Well, please allow me to sound off:
I have seen faculty parking lots clear out at 2 p.m., office doors closed and locked for days at a time, and professors who seemingly care more about referring to their useless research and countless petty awards than they do about teaching. Until the impracticality of their knowledge is realized, I will challenge their salaries, seeing as I contribute to them, because some have yet to show me that they have earned them.
Ah, I feel better.
And the comments. Good Lord. Such abuse for everybody, from this writer to universities as “ponzi” scheme.
First, I wonder about how familiar this writer is with salaried labor anyway. Most of us in the salaried world do have to leave our offices during the day–that’s why employers do not bother with time clocks on us, though I am surprised sometimes we don’t have personal monitors attached to our legs by now. Anyway.

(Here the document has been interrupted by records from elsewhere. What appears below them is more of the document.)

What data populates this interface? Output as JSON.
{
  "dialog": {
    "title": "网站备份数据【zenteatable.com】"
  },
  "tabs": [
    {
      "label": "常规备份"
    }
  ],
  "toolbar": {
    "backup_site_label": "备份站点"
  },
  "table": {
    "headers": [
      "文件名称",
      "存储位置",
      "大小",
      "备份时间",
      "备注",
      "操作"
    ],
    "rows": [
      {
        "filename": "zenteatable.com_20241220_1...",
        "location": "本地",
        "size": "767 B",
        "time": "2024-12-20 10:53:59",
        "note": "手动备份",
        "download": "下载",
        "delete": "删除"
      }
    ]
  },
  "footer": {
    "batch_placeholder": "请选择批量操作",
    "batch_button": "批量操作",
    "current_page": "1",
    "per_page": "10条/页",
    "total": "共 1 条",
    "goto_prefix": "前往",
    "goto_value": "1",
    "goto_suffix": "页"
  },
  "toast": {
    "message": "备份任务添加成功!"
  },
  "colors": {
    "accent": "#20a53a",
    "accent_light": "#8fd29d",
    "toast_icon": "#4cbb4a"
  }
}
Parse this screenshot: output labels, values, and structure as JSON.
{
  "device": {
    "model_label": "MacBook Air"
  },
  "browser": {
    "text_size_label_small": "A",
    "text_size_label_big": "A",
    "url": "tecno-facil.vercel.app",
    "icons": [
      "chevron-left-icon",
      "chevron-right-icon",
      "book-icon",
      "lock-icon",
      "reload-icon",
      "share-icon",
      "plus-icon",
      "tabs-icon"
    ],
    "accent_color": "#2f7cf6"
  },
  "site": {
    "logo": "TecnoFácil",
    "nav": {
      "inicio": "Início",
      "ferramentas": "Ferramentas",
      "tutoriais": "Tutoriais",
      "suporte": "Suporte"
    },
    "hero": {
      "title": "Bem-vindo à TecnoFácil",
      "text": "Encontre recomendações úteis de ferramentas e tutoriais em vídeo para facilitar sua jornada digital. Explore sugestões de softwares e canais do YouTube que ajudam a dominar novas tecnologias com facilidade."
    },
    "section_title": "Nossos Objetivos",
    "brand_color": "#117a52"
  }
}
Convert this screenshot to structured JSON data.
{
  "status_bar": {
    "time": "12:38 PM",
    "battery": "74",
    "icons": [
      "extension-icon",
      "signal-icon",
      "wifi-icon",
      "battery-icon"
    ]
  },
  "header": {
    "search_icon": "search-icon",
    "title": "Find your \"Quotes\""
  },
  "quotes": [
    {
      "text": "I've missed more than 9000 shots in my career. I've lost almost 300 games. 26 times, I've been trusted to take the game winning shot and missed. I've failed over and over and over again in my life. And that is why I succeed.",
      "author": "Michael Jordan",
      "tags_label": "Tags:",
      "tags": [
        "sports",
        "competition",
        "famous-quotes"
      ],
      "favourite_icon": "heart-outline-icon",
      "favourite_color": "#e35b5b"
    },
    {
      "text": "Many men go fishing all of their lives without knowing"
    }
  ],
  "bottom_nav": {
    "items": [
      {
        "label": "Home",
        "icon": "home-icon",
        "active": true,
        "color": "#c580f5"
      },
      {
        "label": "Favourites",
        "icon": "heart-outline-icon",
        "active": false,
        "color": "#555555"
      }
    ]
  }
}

Lawyers have to go to court, doctors go between hospitals and clinics, engineers, architects, etc go to project sites, etc. Professors are no different from these groups; we don’t have a “teachers’ lounge” for a reason, as a lot of our work–even the ones about teaching–does not take place in an office.
So I can be pretty sure that when my colleague Richard Green, who directs the Lusk Center for Real Estate, leaves the building, he is doing so because he has to go meet with potential donors or the press or consulting with politicos working on housing issues. The same is true of all of my other colleagues in various ilks: we have off-campus meetings and those meetings may be directly related to the mission of the university and for teaching–such as when my colleague Chris Redfearn, the director of the MRED program here, missed a meeting with me recently: he was meeting with the City of Los Angeles to give his MRED students greater learning opportunities. All that stuff takes time, and it’s not all necessarily related to our silly research and petty awards.
Second, if an office is closed or locked for days at a time, it probably means that they have either taken on a visiting role somewhere or they are at a meeting. Again, my colleague Richard Green is an excellent example. He recently spent a month in India: does that do nothing for our students? He’s building up a partnership that, yes, yields research gains to him but also might open international learning opportunities.
Professor work isn’t like other work. Higher education is an industry but it is not like other industries with traditional customer service constraints. When higher education starts to become ostensibly customer oriented, it undermines itself and those customers a lot. Does a program succeed by making 19 year-olds happy at Scantron evaluation time, or does it succeed after they have graduated with much higher human capital than when they came in? Are they better judges of that, or their employers? Some 19 year-olds are capable of recognizing their own gains in human capital and others aren’t: but the labor market, though flawed, is excellent at discriminating who has learned and who hasn’t. And if you think programs and universities don’t pay attention to where they place their grads, you aren’t paying attention.
So he says he pays our salaries. When he graduates, chances are very good that he will work either in an industry that receives substantial taxpayers subsidy (like mine and a lot of others) or a governmental employee outright. That means I’ll pay his salary, a miniscule part, in the same way he pays a small part of mine. I’ll cut him a deal: I’ll let people who are actually qualified to judge his performance as a forester judge his performance if he does the same for me as a professor.